In [1]:
%matplotlib inline
import warnings
warnings.filterwarnings("ignore")
import matplotlib.pyplot as plt

import sqlite3
import pandas as pd
import numpy as np
import seaborn as sns
import nltk
from tqdm import tqdm
from bs4 import BeautifulSoup
import re
import datetime
from nltk.tokenize import sent_tokenize, word_tokenize
from nltk.corpus import stopwords
import itertools
import itertools
import collections
from keras.layers import Dense
from keras.layers import LSTM
from keras.layers.embeddings import Embedding
from keras.preprocessing import sequence
from keras.models import Sequential
from sklearn.model_selection import train_test_split

Using TensorFlow backend.


In [0]:
!pip install PyDrive
from pydrive.auth import GoogleAuth
from pydrive.drive import GoogleDrive
from google.colab import auth
from oauth2client.client import GoogleCredentials
#Authenticate and create the PyDrive client

auth.authenticate_user()
gauth=GoogleAuth()
gauth.credentials=GoogleCredentials.get_application_default()
drive=GoogleDrive(gauth)


In [0]:
link ="https://drive.google.com/open?id=18yHOyLnrSgzAabvXoev4C2yjzSThegLB"
fluff, id = link.split('=')
downloaded = drive.CreateFile({'id':id}) 
downloaded.GetContentFile('database.sqlite')

## Data Read and Cleanup

In [6]:
# Load the data from .sqlite file

db=sqlite3.connect('database.sqlite')

# select all reviews from given dataset
# we are considering a review is positive or negative on the basis of the Score column which is nothing but a rating given
# by a customer for a product. If a score >3 it is considered as positive elseif score<3 it is negative and score=3 is neutral
# Therefore all reviews which are having score other than 3 are taken into account.

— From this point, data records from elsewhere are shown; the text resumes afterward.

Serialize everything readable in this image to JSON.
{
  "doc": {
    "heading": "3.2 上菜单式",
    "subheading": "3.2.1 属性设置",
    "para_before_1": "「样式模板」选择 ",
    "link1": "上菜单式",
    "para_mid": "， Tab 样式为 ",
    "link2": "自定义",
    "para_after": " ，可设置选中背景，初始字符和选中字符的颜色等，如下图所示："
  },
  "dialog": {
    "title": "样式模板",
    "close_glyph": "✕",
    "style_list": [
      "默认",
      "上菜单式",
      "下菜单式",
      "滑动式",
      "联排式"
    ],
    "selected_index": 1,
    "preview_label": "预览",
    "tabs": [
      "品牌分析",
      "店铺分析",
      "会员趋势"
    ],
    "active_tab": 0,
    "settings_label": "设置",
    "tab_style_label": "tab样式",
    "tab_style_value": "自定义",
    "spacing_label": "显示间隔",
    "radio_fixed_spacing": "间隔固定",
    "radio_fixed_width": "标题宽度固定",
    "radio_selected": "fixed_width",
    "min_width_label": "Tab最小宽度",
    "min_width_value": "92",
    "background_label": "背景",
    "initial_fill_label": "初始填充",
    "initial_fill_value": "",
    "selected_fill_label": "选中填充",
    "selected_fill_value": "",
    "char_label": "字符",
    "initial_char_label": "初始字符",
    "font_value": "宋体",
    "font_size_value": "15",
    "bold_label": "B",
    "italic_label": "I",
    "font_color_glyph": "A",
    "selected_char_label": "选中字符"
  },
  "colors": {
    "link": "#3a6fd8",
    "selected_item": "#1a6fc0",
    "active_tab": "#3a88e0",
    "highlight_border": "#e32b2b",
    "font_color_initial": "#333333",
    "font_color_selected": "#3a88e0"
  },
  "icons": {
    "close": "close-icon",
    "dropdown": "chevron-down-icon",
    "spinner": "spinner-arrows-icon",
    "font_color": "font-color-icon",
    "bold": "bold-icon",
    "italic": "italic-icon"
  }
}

filtered_data=pd.read_sql_query("""
SELECT *
FROM Reviews WHERE Score!=3""",db)

# Replace this numbers in Score column as per our assumptions i.e replace 3+ with positive 1 and 3- with negative 0
def partition(x):
    if x < 3:
        return 0
    return 1

# changing reviews with score less than 3 to be positive (1) and vice-versa
actualScore = filtered_data['Score']
positiveNegative = actualScore.map(partition) 
filtered_data['Score'] = positiveNegative
print(filtered_data.shape)


(525814, 10)


In [0]:
# converting datestamp into string representable form as YYYY-MM-DD
filtered_data["Time"] = filtered_data["Time"].map(lambda t: datetime.datetime.fromtimestamp(t).strftime('%Y-%m-%d'))

In [8]:
# There is lot of duplicate data present as we can see above productId B007OSBE1U 
# have multiple duplicate reviews this is what we need to avoid.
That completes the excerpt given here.